Hey...I'm a tart at heart.

Bon appetit...



Oh, the Sweet Sorrows of Cheesecake

A woman’s journey of self-discovery through dessert.

Because you don't live near a bakery doesn't mean you have to go without cheesecake.
-Hedy Lamarr

Do you remember when you lost your virginity? C’mon, think back and relive that horrible and awkward experience. Alright, now add a piece of cheesecake to the lovemaking. I don’t care what you do with it – eat it, smear it, roll around in it – just add it to the intercourse and tell me how much better the sex got.

Thought so.

Sex, like relationships, always seems to be lacking. But once you add a piece of dessert in the mix – BOOM – you got yourself a damn masterpiece. Amazing, ain’t it? I mean, let’s be honest, cheesecake is a dessert unlike any other – a dessert that comes in so many different flavors and styles, to compare it to anything else would not fully justify the wonders of such perfection. I myself didn’t understand the power of the pastry until first taste. And man, did it taste good.

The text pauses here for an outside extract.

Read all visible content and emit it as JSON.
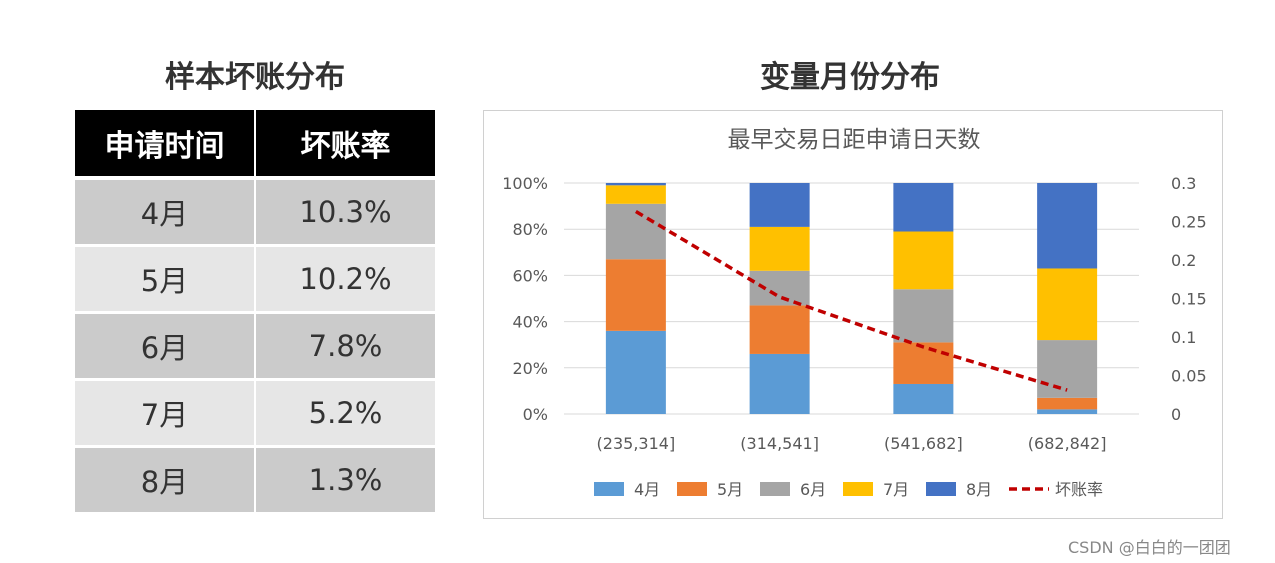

Allow me to relive this magical experience. Reader discretion is advised:

It started at The Cheesecake Factory in Cambridge, Mass. I was around fifteen and my naïveté about my surroundings, and the world as a whole was holding me back, preventing me from experiencing “adult things,” or at least that’s what my parents called them. I had no idea what rite of passage awaited me behind the giant oak doors to the restaurant. Sweating with anticipation, I turned the enormous bronze doorknob, only to be met with an aroma I’ve never experienced before. I started to panic. What were these feelings? In front of me sat the handsome suitors. There I was, a cheesecake virgin being seduced by the wooers of all Don Juan’s. It was the key lime that made me break.

It only took me a mere 30 minutes to make me “give it up.” And let me tell you, it was a sloppy one. We were both a little awkward, mostly me. I didn’t know how to start and where to end. I was loud, too. People stared, and I’m sure they knew I was a first-timer. I didn’t care. I loved every minute of it. Really. I became a woman that day.

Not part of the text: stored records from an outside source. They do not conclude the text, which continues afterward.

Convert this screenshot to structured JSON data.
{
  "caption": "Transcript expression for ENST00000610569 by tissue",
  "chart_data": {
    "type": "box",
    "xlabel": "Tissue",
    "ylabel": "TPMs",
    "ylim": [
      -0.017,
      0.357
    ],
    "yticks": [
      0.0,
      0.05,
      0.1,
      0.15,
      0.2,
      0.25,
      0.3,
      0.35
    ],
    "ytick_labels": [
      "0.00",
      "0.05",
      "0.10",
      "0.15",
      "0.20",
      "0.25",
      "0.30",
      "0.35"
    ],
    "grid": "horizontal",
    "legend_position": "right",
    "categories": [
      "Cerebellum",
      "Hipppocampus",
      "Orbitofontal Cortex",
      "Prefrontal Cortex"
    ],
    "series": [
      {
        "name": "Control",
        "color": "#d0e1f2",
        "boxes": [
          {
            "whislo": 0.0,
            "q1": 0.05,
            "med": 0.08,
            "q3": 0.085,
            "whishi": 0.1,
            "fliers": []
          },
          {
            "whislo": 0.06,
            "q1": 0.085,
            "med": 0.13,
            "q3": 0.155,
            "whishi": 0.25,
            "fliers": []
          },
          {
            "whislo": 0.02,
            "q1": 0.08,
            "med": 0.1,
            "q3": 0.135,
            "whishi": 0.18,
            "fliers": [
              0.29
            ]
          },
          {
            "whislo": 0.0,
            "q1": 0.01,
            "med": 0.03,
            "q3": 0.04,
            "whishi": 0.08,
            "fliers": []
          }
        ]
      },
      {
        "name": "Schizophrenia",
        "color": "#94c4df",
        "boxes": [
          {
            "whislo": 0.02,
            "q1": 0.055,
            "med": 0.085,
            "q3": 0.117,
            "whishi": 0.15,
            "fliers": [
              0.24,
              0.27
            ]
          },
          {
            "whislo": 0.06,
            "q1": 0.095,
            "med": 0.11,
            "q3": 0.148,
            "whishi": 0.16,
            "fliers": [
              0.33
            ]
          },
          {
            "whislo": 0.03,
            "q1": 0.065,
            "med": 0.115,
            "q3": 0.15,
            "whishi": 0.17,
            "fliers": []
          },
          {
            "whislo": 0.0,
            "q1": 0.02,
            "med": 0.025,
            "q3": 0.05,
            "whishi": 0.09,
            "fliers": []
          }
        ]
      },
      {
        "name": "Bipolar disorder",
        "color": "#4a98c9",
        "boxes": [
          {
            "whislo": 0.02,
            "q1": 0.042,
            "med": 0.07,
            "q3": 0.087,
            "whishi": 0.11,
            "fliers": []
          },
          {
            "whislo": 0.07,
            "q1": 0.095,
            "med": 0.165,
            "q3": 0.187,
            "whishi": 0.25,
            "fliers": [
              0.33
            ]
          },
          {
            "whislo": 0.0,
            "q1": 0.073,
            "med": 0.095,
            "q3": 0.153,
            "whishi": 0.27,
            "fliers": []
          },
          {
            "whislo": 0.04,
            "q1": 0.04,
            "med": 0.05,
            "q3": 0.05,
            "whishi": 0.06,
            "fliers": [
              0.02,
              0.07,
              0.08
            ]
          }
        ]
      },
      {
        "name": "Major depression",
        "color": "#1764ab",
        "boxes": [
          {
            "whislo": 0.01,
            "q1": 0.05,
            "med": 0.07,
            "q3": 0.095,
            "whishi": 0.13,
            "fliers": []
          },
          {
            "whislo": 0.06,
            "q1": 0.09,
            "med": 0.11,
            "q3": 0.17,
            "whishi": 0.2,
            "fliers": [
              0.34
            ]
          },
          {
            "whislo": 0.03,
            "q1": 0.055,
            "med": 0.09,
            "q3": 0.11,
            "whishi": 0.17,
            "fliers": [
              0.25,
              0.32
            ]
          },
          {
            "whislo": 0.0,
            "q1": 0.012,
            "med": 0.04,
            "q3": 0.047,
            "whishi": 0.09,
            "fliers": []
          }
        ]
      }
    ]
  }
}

Yes, a simple “coming of age” story, but simplicity doesn’t mean unoriginality. Still, shortly after my adventure to The Cheesecake Factory, the cheese and I grew distant. Why, you ask? It made me fat. It made me hate myself. My thighs started to resemble cottage cheese. It was an addiction I had to break. So I stopped calling. My visits became less and less frequent. I guess you can say we started to fight. I didn’t exactly “cheat” on the cheesecake, but soon I developed an attraction for carrot cake (those grated carrots did a number on me). All in all, we developed a sort of love-hate relationship. When it was there, staring at me in the face, tempting me to eat and enjoy, I hated it. I wanted nothing to do with the cheese’s provoking seduction and heartless taste that stained my lips and soul and made me want more of it when I knew, deep inside, my urge had to be controlled.

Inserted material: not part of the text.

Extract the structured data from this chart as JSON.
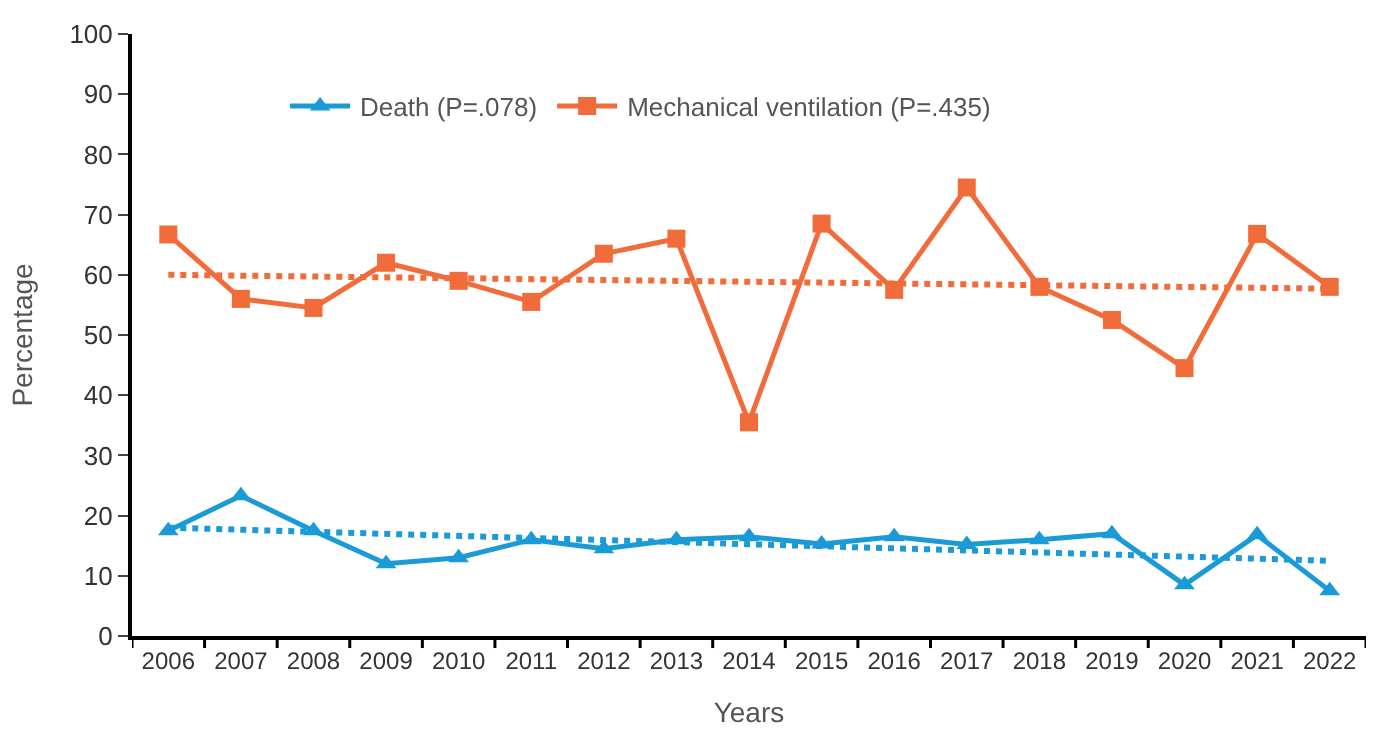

This pattern of self-pity and regret continued until we became acquainted again. I’ll never forget it. It was the first time I came back to The Cheesecake Factory since my confection affinity, and there it was, sprawled out on the dessert tray like some oversexed slut. I didn’t know what to say. I tried to avoid the tart hussy at first, but it made its presence known. We made eye contact. I smiled. And then I broke. We did it right there on the counter.

Soon I accepted the fact that I couldn’t live without cheesecake. With the distance put between us, I craved it more and more. These feelings are still present to this day. Am I weird? Maybe. But that’s beside the point. Cheesecake will always have a special place in my heart, over relationships and sex. I’m just hoping my future spouse won’t get jealous.

2 comments:

  1. I'm still gonna post this up on the Pint, despite the fact that you already found a home for it. It's just that I wrote a beautiful post introducing your work.